Jemi Ngadiono, Sebar Virus Traveling and Teaching
- VIVA.co.id/ Bimo Aria
VIVA.co.id – Bukan hal yang mudah mencari sukarelawan untuk menjadi guru di pedalaman. Hal ini yang dirasakan Jemi Ngadiono.
Nama Jemi Ngadiono, belakangan mungkin memang dikenal atas penghargaan yang berhasil diraihnya dalam Indonesia's Game Changers. Lewat komunitas 1000 Guru yang didirikannya, ia berhasil mendapatkan penghargaan dalam bidang pendidikan.
Nama Jemi disandingkan dengan Gubernur DKI Jakarta 2017 terpilih, Anies Baswedan dalam kategori yang sama. Tapi, siapa sangka bahwa pria kelahiran Tulang Bawang, Lampung, 11 Mei 1984 ini sebelumnya juga sempat putus sekolah.
Bahkan, ia sempat dititipkan ke panti asuhan karena keluarganya mengalami kesulitan ekonomi. Lewat usahanya, ia berhasil lulus dari salah satu universitas swasta dan bekerja menjadi seorang videografer pada sebuah media televisi.
Tugasnya kala itu mengabadikan kehidupan di pedalaman Indonesia, hingga akhirnya melihat masih banyak anak Indonesia yang belum mendapatkan pendidikan dengan baik. Karena itulah, dia mencari cara, bagaimana pendidikan bisa merasa hingga ke pelosok.
"Waktu saya kerja (penghasilannya) sudah lumayan, kayanya saya perlu bantu mereka. Akhirnya bikin akun Twitter, buat menyebarluaskan ide saya sampai akhirnya dapat banyak follower," ungkap Jemi kepada VIVA.co.id, di pedalaman Sumba saat program KFC Berbagi Inspirasi bersama 1000 guru.
Pada tahun 2012, lewat Komunitas 1000 guru dengan konsep traveling and teaching-nya, Jemi ingin mengajak anak muda untuk tidak hanya sekadar berwisata ke daerah-daerah. Dia juga ingin anak muda peduli dengan pendidikan anak-anak di tempat tersebut.
"Jadi bagaimana anak muda biar mereka bisa ikutan dan enggak bete, jadi kita selingi, jadi tidak hanya ngajar saja tapi juga traveling," kata dia.
Namun, itu bukanlah hal yang mudah.

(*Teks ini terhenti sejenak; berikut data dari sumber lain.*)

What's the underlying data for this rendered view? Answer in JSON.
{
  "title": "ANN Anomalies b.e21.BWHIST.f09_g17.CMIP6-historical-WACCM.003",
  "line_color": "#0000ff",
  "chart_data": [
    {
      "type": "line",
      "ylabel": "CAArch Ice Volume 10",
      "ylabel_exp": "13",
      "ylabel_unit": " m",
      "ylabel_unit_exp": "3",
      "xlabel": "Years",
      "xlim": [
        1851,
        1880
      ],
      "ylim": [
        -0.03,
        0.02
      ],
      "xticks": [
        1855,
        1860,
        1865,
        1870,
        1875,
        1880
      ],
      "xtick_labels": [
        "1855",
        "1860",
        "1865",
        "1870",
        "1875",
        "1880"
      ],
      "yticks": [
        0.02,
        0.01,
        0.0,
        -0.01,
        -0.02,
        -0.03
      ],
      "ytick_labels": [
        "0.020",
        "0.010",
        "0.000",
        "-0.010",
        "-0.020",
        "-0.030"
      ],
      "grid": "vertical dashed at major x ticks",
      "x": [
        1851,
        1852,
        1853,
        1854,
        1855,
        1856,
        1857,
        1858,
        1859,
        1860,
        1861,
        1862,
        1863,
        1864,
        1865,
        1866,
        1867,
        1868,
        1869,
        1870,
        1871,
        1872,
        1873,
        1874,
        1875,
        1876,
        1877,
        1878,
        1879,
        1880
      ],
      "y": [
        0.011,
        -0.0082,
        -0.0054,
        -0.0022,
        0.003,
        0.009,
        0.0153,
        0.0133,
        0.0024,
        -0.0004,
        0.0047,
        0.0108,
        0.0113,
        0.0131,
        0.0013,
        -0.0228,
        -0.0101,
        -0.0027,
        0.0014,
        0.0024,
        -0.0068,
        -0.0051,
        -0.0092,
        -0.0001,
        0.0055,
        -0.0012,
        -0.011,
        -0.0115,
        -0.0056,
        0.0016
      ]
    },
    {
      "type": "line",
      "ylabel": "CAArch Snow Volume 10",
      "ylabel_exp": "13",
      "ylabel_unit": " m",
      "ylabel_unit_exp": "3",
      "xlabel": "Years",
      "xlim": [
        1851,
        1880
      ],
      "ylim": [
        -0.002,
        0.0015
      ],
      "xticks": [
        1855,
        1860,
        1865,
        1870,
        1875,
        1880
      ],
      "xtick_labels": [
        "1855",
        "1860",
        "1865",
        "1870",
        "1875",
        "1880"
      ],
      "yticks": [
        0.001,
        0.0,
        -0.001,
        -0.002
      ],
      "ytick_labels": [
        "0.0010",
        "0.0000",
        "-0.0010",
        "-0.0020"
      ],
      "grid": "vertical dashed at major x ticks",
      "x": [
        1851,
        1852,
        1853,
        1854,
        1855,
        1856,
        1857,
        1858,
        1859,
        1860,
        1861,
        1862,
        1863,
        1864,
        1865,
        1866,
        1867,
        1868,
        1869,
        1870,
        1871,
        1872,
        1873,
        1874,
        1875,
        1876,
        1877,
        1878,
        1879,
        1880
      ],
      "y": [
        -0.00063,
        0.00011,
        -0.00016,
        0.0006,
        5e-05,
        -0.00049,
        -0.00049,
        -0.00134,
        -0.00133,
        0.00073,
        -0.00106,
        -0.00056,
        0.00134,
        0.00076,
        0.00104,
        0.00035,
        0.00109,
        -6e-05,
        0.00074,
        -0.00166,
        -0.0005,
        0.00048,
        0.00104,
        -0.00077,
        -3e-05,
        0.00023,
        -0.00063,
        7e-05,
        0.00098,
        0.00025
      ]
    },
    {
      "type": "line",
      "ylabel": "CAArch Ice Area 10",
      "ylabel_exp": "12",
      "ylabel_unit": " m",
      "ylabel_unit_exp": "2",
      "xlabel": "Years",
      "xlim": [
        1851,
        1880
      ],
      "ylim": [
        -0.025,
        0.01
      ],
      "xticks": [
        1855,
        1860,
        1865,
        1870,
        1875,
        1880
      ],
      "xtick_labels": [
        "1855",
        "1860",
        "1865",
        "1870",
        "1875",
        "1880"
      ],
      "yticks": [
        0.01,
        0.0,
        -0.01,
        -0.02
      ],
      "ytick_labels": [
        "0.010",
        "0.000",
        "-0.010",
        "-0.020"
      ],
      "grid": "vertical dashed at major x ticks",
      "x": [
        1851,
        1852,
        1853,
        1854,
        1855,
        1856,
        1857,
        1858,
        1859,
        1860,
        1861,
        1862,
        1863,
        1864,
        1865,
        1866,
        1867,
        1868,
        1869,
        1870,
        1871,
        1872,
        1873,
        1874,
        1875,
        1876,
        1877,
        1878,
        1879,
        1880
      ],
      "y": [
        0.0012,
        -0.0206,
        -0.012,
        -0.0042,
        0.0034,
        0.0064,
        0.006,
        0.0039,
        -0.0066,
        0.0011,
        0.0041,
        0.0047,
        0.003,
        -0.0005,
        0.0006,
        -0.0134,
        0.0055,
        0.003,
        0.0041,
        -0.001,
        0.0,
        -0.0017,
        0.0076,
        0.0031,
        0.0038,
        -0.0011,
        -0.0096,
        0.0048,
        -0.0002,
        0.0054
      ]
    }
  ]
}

Pada awal projeknya ke sebuah daerah di Rangkas Bitung, hanya ada dua orang yang mau ikut dengannya. Tapi Jemi tak patah semangat, dengan menyisihkan gajinya, ia kembali keluar masuk ke pedalaman dan terus menularkan 'virus' traveling and teachingnya kepada anak muda.

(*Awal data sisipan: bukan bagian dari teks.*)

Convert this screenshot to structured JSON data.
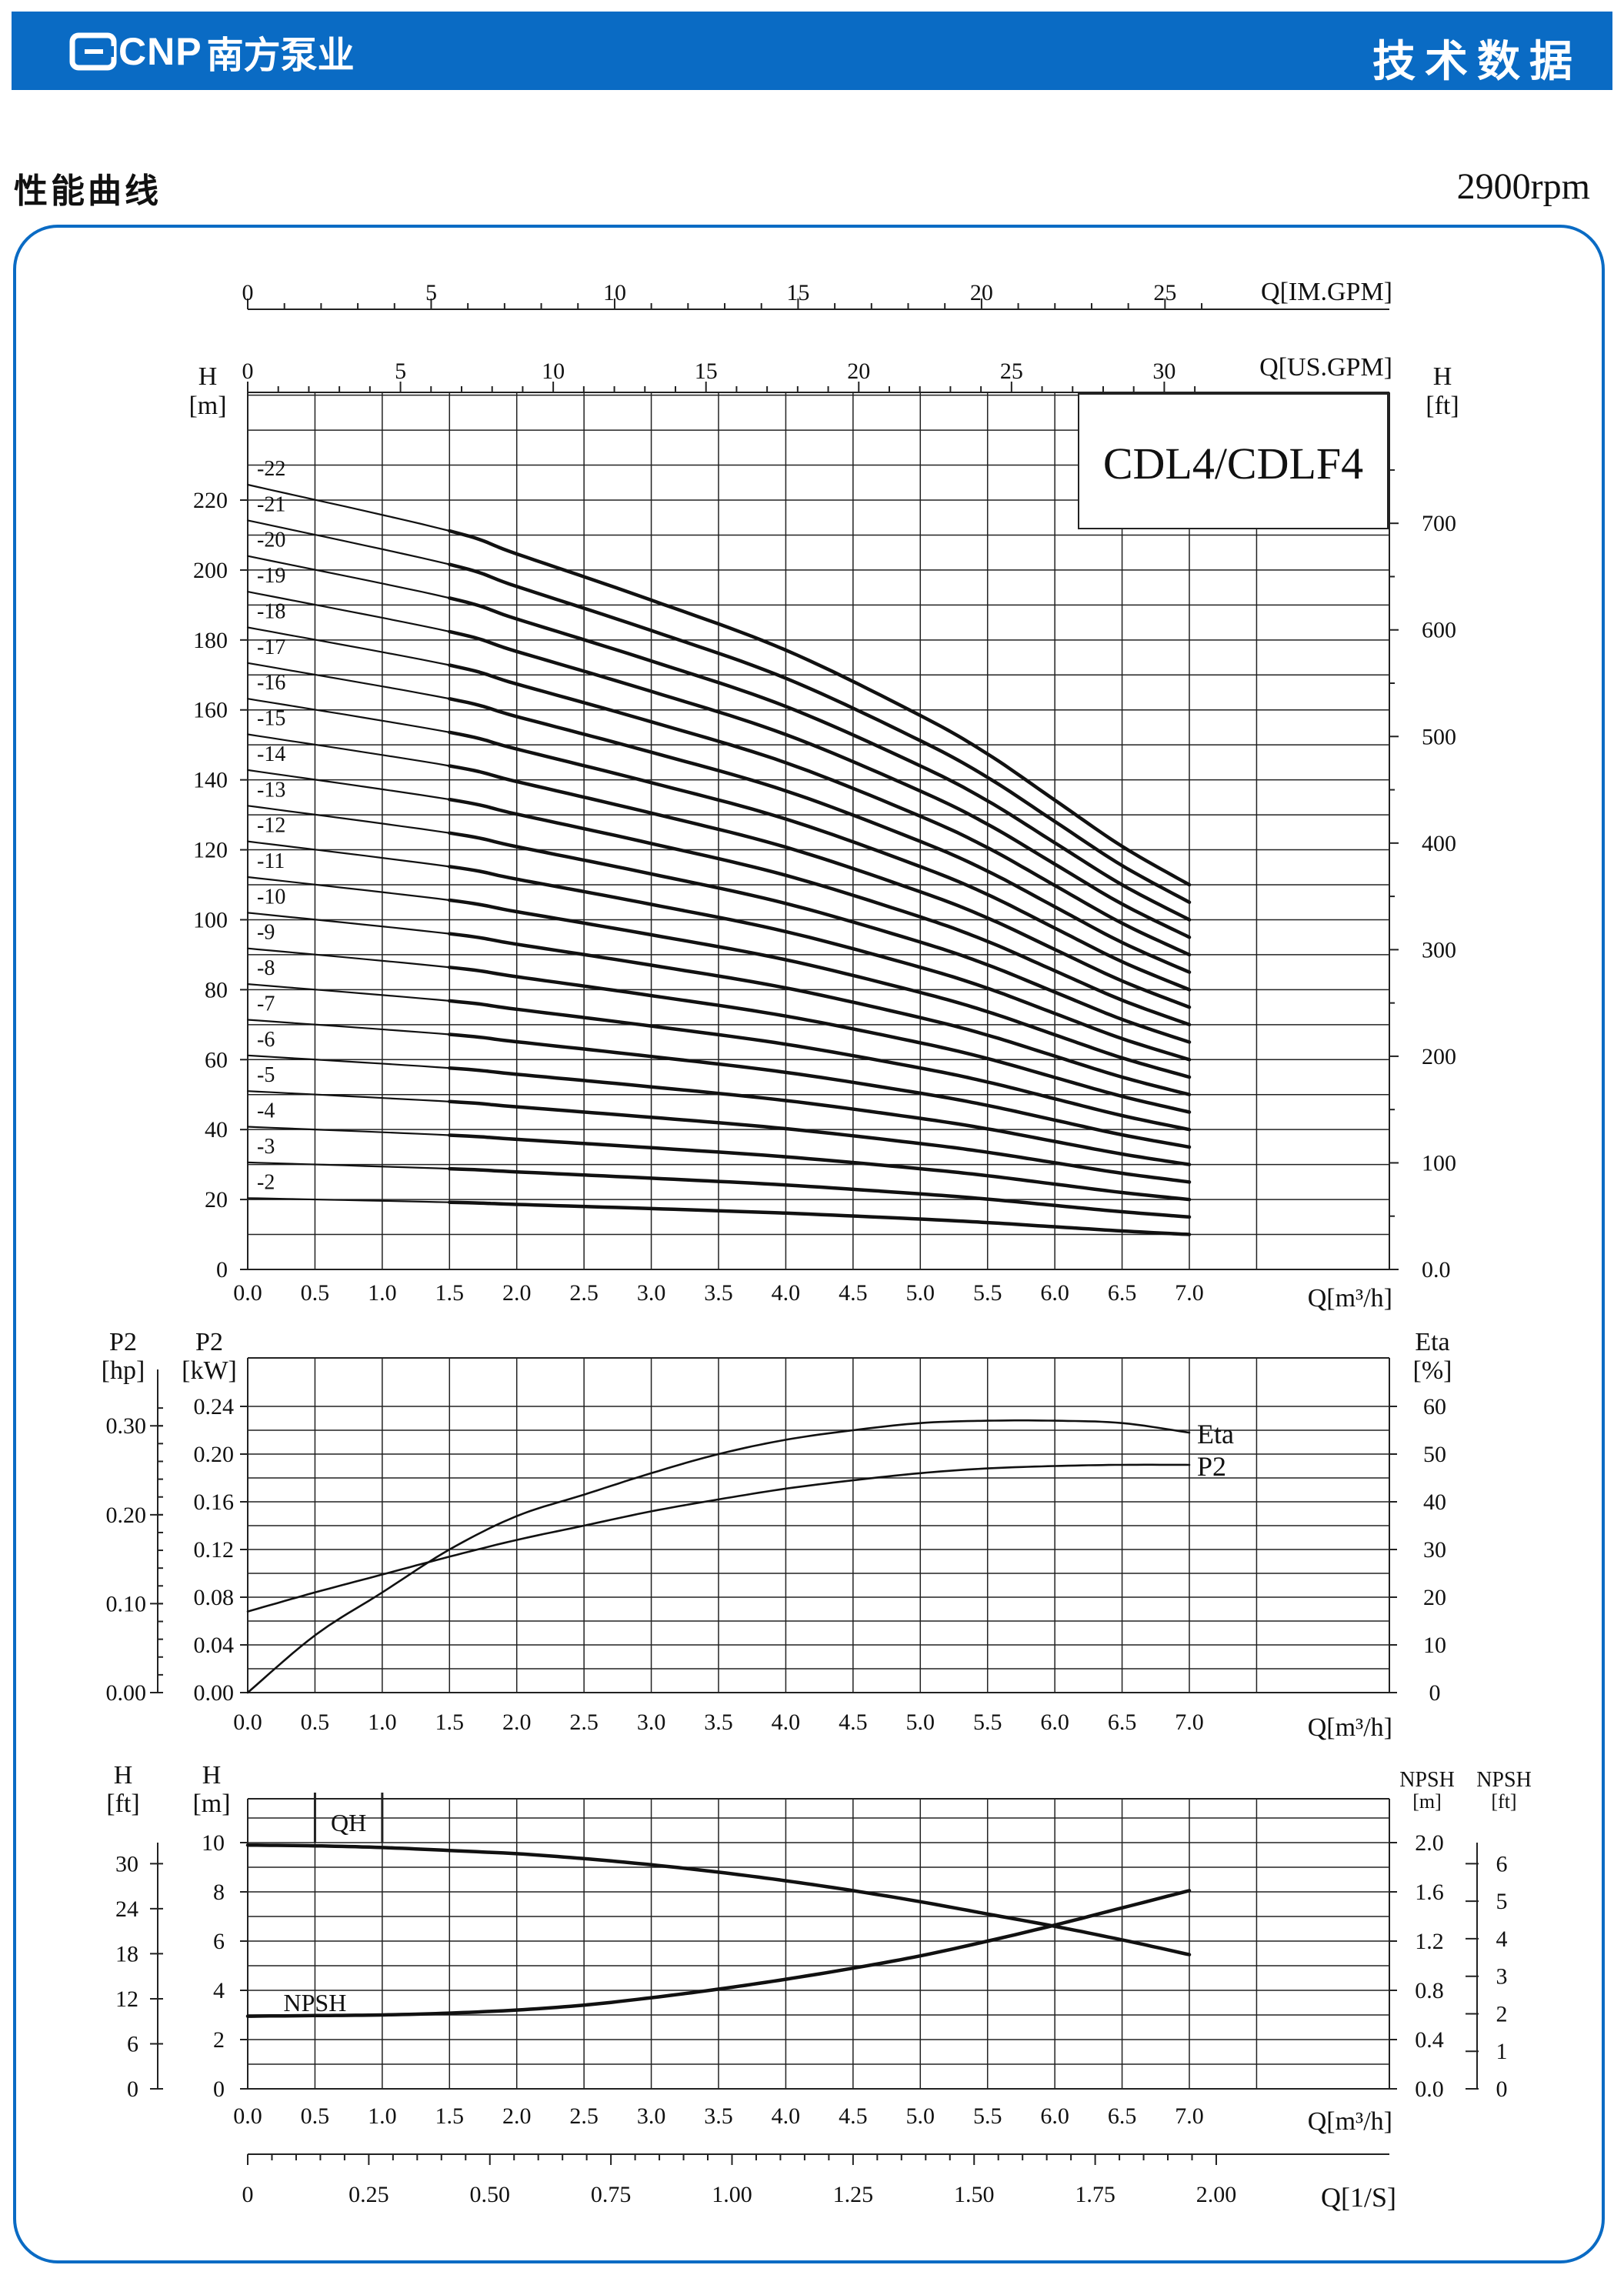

"Sekarang itu di regional ada 1000-an orang yang ikut, sudah ada sekitar 4000-an sekolah yang diajar, dengan jumlah siswa 30 ribuan lebih," kata dia.
Smart Center Project
Tidak hanya sekadar mengajar, Jemi juga ingin, yang dilakukannya juga berkelanjutan. Sebab itu dia kemudian membangun Smart Center Project yang juga peduli akan kesehatan dan gizi dari anak-anak.
"Sejak menjalankan Smart Center Project, kami menerima laporan dari sekolah bahwa pemberian makanan bergizi membantu anak-anak lebih berkonsentrasi," kata Jemi.
Setelah sebelumnya 1000 guru dengan dukungan sekolah di wilayah Kupang, Nusa Tenggara Timur, kali ini kolaborasi keduanya membuka 35 Smart Center Project di Wilayah Nusa Tenggara Timur. Salah satunya juga dengan membangun satu ruang kelas di SDN Mata Wa Matee, di Sumba Barat, Nusa Tenggara Timur.
"Jadi lewat Smart Center Project ini harapannya makin bannyak anak di pedalaman yang terlengkapi gizinya dan semakin rajin ke sekolah, kemampuannya pun meningkat," kata Jemi.